The best facial is one that’s customized specifically for your skin, according to Gina. “It really depends on your lifestyle, your schedule, and what your skin needs. I think a professional should be in charge of selecting a facial for you. If you’re having a facial done for the very first time, I’d recommend you get a consultation first, so you can tell the professional what you think you need and then they can evaluate your skin and decide for you,” she advises.

Tip: If you notice that your facialist has one standard procedure for all, walk away and never look back.

3/6 What are my options?

A facial generally involves a tailormade combination of products, massage techniques and equipment targeting any specific issues you might have.

“Facials are very creative in terms of the technology used,” says Mari. “A lot of them are layered.

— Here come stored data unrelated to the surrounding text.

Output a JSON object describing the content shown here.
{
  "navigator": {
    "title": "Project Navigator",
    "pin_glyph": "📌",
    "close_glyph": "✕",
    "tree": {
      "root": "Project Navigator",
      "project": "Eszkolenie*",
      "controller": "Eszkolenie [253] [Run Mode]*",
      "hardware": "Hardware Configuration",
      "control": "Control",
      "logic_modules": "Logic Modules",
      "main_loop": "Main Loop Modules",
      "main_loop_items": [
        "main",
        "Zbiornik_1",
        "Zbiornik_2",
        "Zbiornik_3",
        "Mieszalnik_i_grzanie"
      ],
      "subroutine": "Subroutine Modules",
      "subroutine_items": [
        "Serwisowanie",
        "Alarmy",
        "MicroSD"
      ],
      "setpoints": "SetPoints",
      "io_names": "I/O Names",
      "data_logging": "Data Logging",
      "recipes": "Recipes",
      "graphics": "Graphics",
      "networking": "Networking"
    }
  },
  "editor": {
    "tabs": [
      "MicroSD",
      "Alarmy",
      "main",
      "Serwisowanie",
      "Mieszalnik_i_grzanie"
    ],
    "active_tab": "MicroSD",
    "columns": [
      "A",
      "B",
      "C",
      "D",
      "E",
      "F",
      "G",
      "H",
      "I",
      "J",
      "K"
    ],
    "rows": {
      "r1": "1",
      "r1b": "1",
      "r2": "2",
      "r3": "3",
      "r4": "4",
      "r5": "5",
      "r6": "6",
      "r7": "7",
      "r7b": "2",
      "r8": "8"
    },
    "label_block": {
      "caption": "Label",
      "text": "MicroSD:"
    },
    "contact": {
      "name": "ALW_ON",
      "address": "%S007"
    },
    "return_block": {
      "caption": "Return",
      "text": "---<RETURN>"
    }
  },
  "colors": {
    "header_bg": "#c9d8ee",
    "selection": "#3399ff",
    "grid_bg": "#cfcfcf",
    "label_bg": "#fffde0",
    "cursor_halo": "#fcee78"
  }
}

For example, you've got microcurrent therapy, which increases oxygen flow and helps elimination of toxins and has anti aging benefits; LED light therapy – the hottest on the market – which uses red, blue and infrared light to re-energize aging, acne-prone, or cellulite-ridden skin; and oxygen facials – a hit with celebs getting red carpet ready! – which nourish the skin with essential vitamins, minerals, amino acids and peptides, by propelling pure oxygen deep into the skin,” Gina explains.

4/6 What’s the deal with peels?

“A peel is generally an acid used to exfoliate and resurface skin; it’s usually a relatively fast procedure which takes about 10 minutes," says Gina. It can be done alone or as part of a facial.

“Some popular ones are the glycolic peel, which is basically AHA or alpha hydroxyl acids, commonly known as a fruit peel. It's used for normal to oily skin and helps with pigmentation and hydration. Then there's the lactic peel, which is a milder version of AHA. Finally, you've got the mandelic peel, which is great for acne, rosacea and melisma prone skin, and is the most gentle,” she says.

5/6 Sounds good. When do I start and how often do I go in for one?

Turns out, there’s no particular age to start making spa trips for a facial; it all depends on the state of your skin. For normal, non-problematic skin that only needs an anti-aging boost every now and again, she suggests starting at 25, “once a month.” On the other hand, she recommends teenagers dealing with acne to start immediately.

Follow ups depend on various factors. “Every time you get a facial, when to get the next one depend on the time of year, how your hormones are acting, and your general stress levels,” she says. If you're wondering when to come back for another appointment, just ask your therapist.

6/6 Just out of curiosity, do facials for women and men differ in any way?

“You’d be surprised to know that about 30% of our clients are men!" says Gina. "Facials-wise, there’s no real difference; my belief is that it’s what each individual client needs. But male skin tends to be a teeny bit thicker if they shave. That’s probably the only difference,” she says, signing off, leaving me feeling so much wiser as far as facials go.